Varthamana is a brooding take on urban loneliness

Varthamana is a brooding take on urban loneliness

Varthamana is a brooding take on urban loneliness

Film: Varthamana

Director: Umesh Amshi

Cast: Sanchari Vijay, Sanjana Prakash

Language: Kannada (U/A)

Rating: Two and a half stars

It is sad to see the career of actor Sanchari Vijay not taking off as expected. After winning the national award for his brilliant performance in 'Nanu Avanalla Avalu', no significant film has come out with him in the lead.

A fine actor starved for good roles, Vijay is taking up whatever is coming his way. This continues with his latest release 'Varthamana,' directed by Umesh Amshi.

'Varthamana' opens with a dream sequence in which protagonist Anant (Sanchari Vijay) is strangled by a group.
The curiosity it creates is short-lived, as you see a series of bizarre, unconnected scenes as the story progresses.

With dreams and reality overlapping, your comprehension is muddled. The director gives no clue about what he intends to say.

Is he inviting the audience to interpret the film? Perhaps. But storytelling needs eventually to tie up at least some of the loose ends. That doesn't happen.

An alternative track has Sameer, going on a killing spree under orders from man called Jackson. Though the stories of Anant and Sameer meet, the merging is unconvincing and inconclusive.

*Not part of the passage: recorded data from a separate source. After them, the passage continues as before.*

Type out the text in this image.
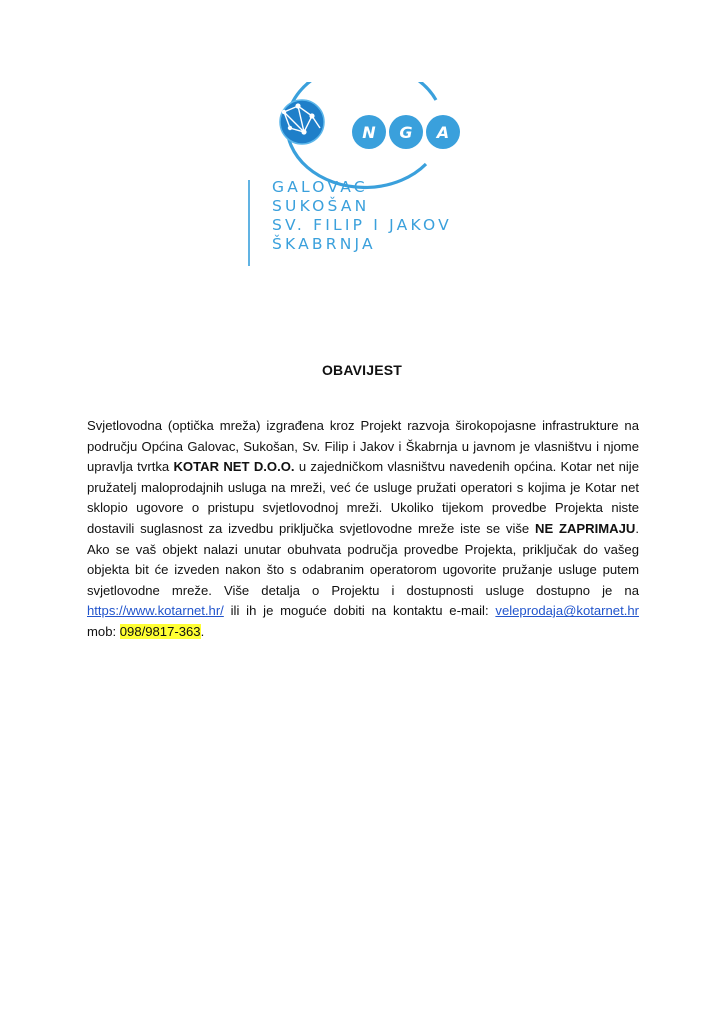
N G A
GALOVAC
SUKOŠAN
SV. FILIP I JAKOV
ŠKABRNJA
OBAVIJEST

Svjetlovodna (optička mreža) izgrađena kroz Projekt razvoja širokopojasne infrastrukture na području Općina Galovac, Sukošan, Sv. Filip i Jakov i Škabrnja u javnom je vlasništvu i njome upravlja tvrtka KOTAR NET D.O.O. u zajedničkom vlasništvu navedenih općina. Kotar net nije pružatelj maloprodajnih usluga na mreži, već će usluge pružati operatori s kojima je Kotar net sklopio ugovore o pristupu svjetlovodnoj mreži. Ukoliko tijekom provedbe Projekta niste dostavili suglasnost za izvedbu priključka svjetlovodne mreže iste se više NE ZAPRIMAJU. Ako se vaš objekt nalazi unutar obuhvata područja provedbe Projekta, priključak do vašeg objekta bit će izveden nakon što s odabranim operatorom ugovorite pružanje usluge putem svjetlovodne mreže. Više detalja o Projektu i dostupnosti usluge dostupno je na https://www.kotarnet.hr/ ili ih je moguće dobiti na kontaktu e-mail: veleprodaja@kotarnet.hr mob: 098/9817-363.
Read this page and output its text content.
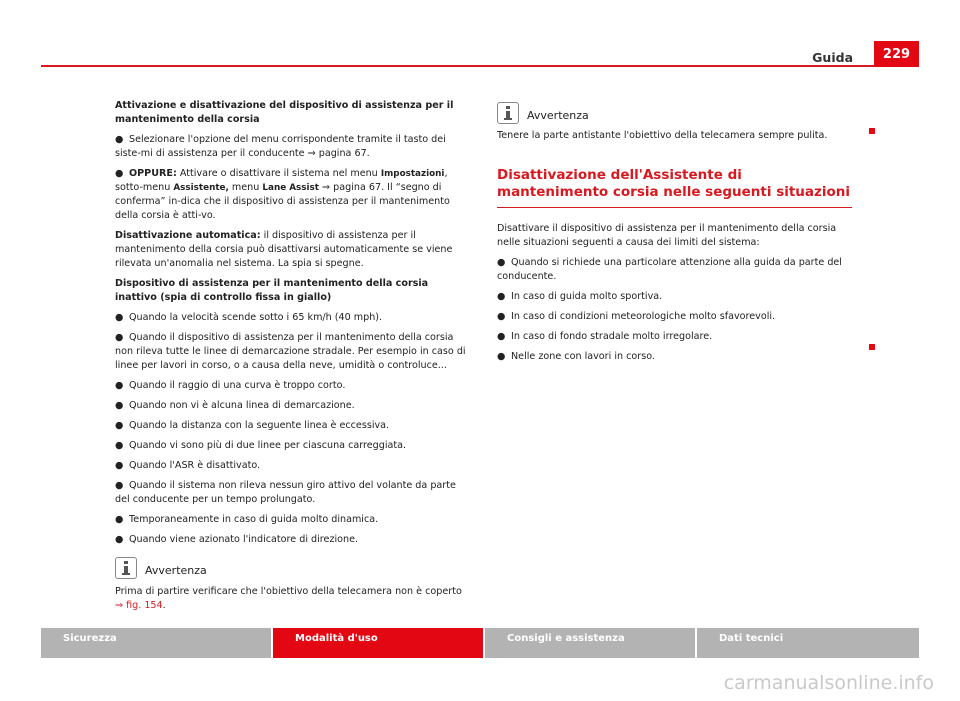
Guida	229

Attivazione e disattivazione del dispositivo di assistenza per il mantenimento della corsia

● Selezionare l'opzione del menu corrispondente tramite il tasto dei siste-mi di assistenza per il conducente ⇒ pagina 67.

● OPPURE: Attivare o disattivare il sistema nel menu Impostazioni, sotto-menu Assistente, menu Lane Assist ⇒ pagina 67. Il “segno di conferma” in-dica che il dispositivo di assistenza per il mantenimento della corsia è atti-vo.

Disattivazione automatica: il dispositivo di assistenza per il mantenimento della corsia può disattivarsi automaticamente se viene rilevata un'anomalia nel sistema. La spia si spegne.

Dispositivo di assistenza per il mantenimento della corsia inattivo (spia di controllo fissa in giallo)

● Quando la velocità scende sotto i 65 km/h (40 mph).

● Quando il dispositivo di assistenza per il mantenimento della corsia non rileva tutte le linee di demarcazione stradale. Per esempio in caso di linee per lavori in corso, o a causa della neve, umidità o controluce...

● Quando il raggio di una curva è troppo corto.

● Quando non vi è alcuna linea di demarcazione.

● Quando la distanza con la seguente linea è eccessiva.

● Quando vi sono più di due linee per ciascuna carreggiata.

● Quando l'ASR è disattivato.

● Quando il sistema non rileva nessun giro attivo del volante da parte del conducente per un tempo prolungato.

● Temporaneamente in caso di guida molto dinamica.

● Quando viene azionato l'indicatore di direzione.

Avvertenza

Prima di partire verificare che l'obiettivo della telecamera non è coperto
⇒ fig. 154.

Avvertenza

Tenere la parte antistante l'obiettivo della telecamera sempre pulita.

Disattivazione dell'Assistente di mantenimento corsia nelle seguenti situazioni

Disattivare il dispositivo di assistenza per il mantenimento della corsia nelle situazioni seguenti a causa dei limiti del sistema:

● Quando si richiede una particolare attenzione alla guida da parte del conducente.

● In caso di guida molto sportiva.

● In caso di condizioni meteorologiche molto sfavorevoli.

● In caso di fondo stradale molto irregolare.

● Nelle zone con lavori in corso.

Sicurezza	Modalità d'uso	Consigli e assistenza	Dati tecnici
carmanualsonline.info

The director's experiments with colour coding of frames, adding to the difficulty of following the narrative, but it is a technique that enhances the atmosphere.

The pace is slow and the dialogue minimal, and the film reflects the dejected loneliness of city dwellers. Anant is constantly searching for a man called Adarsh, identified by his blue shirt and tie. Maybe he is searching for the ideal person within himself. It's all open to interpretation.

The sound design is excellent, with an intelligence use of silence. Sanchari Vijay struggles hard to make sense of the script, but all credit to him for adding heft to it. He conveys the melancholy of the character well.

Sanjana Prakash appears sparingly in a character not so well-etched. The film ends with a hint that we have watched the projections of what was going on inside the mind of a man under intense psychological stress.

Varthamana experiments with content and form, but fails to captivate the audience.